👾 The Queue #28

It's Stripe's world, we're all just living in it, API design, and the importance of engineers as a value-driver

This is my first issue of The Queue in … an embarrassingly long time. Bandwidth has been at an all-time low, but I'm trying to get back into the groove of sending these out on a monthly-ish basis!

Short reads ⚡️

Fivetran and Databricks are both amazing companies and get a lot of well-deserved attention. This post on the Fivetran blog in praise of Databricks is short but has a compelling premise: much of the language around data lakes, data warehouses, or the even more abstruse permutation, data lakehouses, is product nomenclature that is really just describing what an RDBMS has done for decades. It’s just now at a cloud-native level of abstraction. Fivetran Blog

Silicon Valley is a special place and, as far as I’m concerned, always will be. I live in the midwest and think it’s a special place too, but there is often big disconnect with the way engineers are treated and valued. This post does a nice job of exploring the difference between ‘old-school’ and ‘SV-style’ companies and how they treat their eng department. Gergely Orosz

We all get to read about and live through consumer experience the of the ‘API economy,’ but when you start peeling back the layers of how APIs are designed and built, there is an amazing lack of standardization and consistency. Buf (an Abstraction portfolio company) calls out the state of the world and is building a better way to produce API schemas. Buf Blog

Containerized infrastructure has been changing the world of development and operations over the past decade, but as with almost every facet of infrastructure, it’s not the only way of doing things. I am super bullish on webassembly and what it’s going to enable over the coming years. In this piece, my friend Renee at Amplify Partners discusses some of the reasons it’s so exciting. Renee Shah

Long read 💳

If you filled a conference room with a random sampling of developers from across the globe and asked them which company [they most admire, has the best API, has the best documentation, has the best marketing], I’d wager a good dinner out that Stripe is going to be the consistent winner. They nail it. And by ‘it,’ I mean virtually everything.

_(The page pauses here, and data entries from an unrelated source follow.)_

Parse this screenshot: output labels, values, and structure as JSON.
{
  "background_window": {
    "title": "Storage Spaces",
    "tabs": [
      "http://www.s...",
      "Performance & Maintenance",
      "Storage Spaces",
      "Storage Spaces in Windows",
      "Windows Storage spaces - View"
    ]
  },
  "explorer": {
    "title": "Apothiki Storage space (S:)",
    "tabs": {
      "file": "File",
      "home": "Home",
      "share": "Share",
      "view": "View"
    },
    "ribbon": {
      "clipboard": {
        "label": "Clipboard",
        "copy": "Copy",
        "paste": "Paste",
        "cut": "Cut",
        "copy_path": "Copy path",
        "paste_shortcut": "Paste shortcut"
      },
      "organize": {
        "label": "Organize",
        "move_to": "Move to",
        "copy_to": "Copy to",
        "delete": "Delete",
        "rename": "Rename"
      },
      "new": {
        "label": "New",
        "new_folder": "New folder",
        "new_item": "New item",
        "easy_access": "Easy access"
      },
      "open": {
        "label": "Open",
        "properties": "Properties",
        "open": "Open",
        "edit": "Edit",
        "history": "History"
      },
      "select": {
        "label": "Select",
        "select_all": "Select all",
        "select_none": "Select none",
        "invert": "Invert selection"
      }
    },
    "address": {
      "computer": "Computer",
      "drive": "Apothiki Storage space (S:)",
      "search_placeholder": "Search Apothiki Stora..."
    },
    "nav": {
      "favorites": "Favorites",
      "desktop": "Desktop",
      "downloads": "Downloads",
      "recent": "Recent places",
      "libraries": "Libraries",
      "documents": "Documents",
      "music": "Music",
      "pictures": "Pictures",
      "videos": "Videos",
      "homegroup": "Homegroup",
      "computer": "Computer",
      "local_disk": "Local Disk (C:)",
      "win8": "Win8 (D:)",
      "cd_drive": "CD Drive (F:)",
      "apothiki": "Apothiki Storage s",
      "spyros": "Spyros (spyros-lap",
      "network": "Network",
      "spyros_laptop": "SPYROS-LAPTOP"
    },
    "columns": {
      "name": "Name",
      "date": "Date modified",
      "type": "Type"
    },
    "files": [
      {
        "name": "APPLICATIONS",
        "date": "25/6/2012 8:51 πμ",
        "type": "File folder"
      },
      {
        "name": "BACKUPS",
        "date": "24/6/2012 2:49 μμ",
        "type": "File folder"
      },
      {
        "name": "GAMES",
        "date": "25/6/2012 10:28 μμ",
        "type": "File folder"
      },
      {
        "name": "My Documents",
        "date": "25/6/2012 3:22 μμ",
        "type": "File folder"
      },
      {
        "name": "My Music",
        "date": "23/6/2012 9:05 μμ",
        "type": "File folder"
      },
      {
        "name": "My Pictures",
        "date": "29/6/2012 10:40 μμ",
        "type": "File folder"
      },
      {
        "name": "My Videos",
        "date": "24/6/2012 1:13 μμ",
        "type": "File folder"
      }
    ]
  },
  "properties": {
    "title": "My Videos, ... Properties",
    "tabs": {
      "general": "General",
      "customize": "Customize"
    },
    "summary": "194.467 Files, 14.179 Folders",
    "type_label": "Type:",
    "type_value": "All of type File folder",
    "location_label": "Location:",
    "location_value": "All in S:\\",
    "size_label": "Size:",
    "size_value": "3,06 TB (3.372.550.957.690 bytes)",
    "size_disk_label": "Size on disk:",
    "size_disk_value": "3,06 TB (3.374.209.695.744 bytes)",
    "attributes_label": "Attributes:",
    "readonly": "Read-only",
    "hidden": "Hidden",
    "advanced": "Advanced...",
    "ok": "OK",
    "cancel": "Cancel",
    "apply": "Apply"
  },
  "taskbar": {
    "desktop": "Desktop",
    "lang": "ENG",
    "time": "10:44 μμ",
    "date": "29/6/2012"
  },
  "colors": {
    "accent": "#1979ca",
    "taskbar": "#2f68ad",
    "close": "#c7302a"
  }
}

In this long interview, Ken Norton interviews Michael Siliski from Stripe about how Stripe does things and what stands out as unique. There is gold in here - particularly the discussion about building abstractions so durable that they last for 30 years and this beautiful section about design:

If they’re talking about an API, have they really deeply considered it? Are they passionate about the details? Those people who do so end up spiking high on taste. It’s craftsmanship and a huge amount of dedication to getting all of the details right. Much like a designer who’s putting all the pixels on the screen and getting the colors exactly right. That same degree of care applied to API development.

I often talk about the fact that with developer-facing products, design is absolutely paramount, it just doesn’t mean the color your app’s navbar. Certain products engender an incredible amount of love and devotion amongst engineers, and some of these products have a user interface that looks baffling and antiquated to a non-engineer.

Graphic I love 🎨

OpenView always crushes it with their content of developer-facing stuff. Their recent Developer Focused GTM Playbook is no exception. I *love* this page because it perfectly captures a convergence of trends that underlies why infrastructure and developer-facing tech is so hot 🔥 right now.

Wikipedia rabbit hole 📖

Surprisingly Popular. That is, a variation on the mismatch between mass perception and reality. This will make you think of Family Feud.

Parting thought 🤔

After being vaccinated, the experience of eating with friends at a restaurant was nothing short of magical. I’m grateful that it is a possibility again and I’m hoping that 2021 is a little kinder to all of us than its predecessor.